Bullying is defined as the repetition of unwanted, aggressive behavior that involves a real or perceived imbalance of power, according to stopbullying.gov. Bullying can take many forms, both in person and online. It can be verbal like name-calling or threatening to cause harm; physical like hitting someone or breaking someone’s property; or social like excluding someone from a group or spreading rumors online.
Who is a target for bullying?
One out of every five students say the were bullied in 2016. The experience is isolating, regardless of what form it takes.
“It just really hurts because I only have like literally two friends that really get me and understand me”, 10-year-old Lily explains.
16-year-old Aubrianna says she’s faced situations at school where race comes into play. Unfortunately, her story is not uncommon. More than one-third of adolescents say they have experience biased-based bullying. Aubrianna says she attends a predominantly white school, where African Americans are the minority.
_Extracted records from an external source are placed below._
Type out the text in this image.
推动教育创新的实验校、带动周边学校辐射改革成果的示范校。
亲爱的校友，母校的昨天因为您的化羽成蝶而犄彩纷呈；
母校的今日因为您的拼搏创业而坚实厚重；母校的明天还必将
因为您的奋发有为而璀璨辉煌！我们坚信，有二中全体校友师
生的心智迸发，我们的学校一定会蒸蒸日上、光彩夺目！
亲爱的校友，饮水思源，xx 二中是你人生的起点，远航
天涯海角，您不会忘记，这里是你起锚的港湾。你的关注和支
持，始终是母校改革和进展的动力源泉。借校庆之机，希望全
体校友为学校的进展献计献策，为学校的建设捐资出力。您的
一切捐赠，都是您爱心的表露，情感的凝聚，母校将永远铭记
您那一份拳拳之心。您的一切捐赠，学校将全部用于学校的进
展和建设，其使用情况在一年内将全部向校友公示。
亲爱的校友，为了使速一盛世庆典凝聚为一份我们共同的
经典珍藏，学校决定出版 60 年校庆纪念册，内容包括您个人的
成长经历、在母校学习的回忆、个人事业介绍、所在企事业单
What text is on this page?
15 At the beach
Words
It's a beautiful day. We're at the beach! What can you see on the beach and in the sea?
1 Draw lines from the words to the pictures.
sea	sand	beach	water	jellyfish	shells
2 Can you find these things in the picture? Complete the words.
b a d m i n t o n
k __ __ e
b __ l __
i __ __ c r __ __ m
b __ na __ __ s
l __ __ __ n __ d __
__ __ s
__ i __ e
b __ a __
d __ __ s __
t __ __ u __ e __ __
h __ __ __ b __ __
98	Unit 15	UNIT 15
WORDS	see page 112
“If I need a fake name they’ll give me a black name." She says she’s heard classmates tell racist jokes on more than one occasion. She initially tried to laugh it off, but it didn’t stop. “I was like ‘ok, there’s a line that you do not cross and you just crossed it.’ I was being bullied and I stood up for myself.”
Each student had a story to share. Mila says people make fun of her because she stutters. Sarah Jewell says other kids tease her about her weight.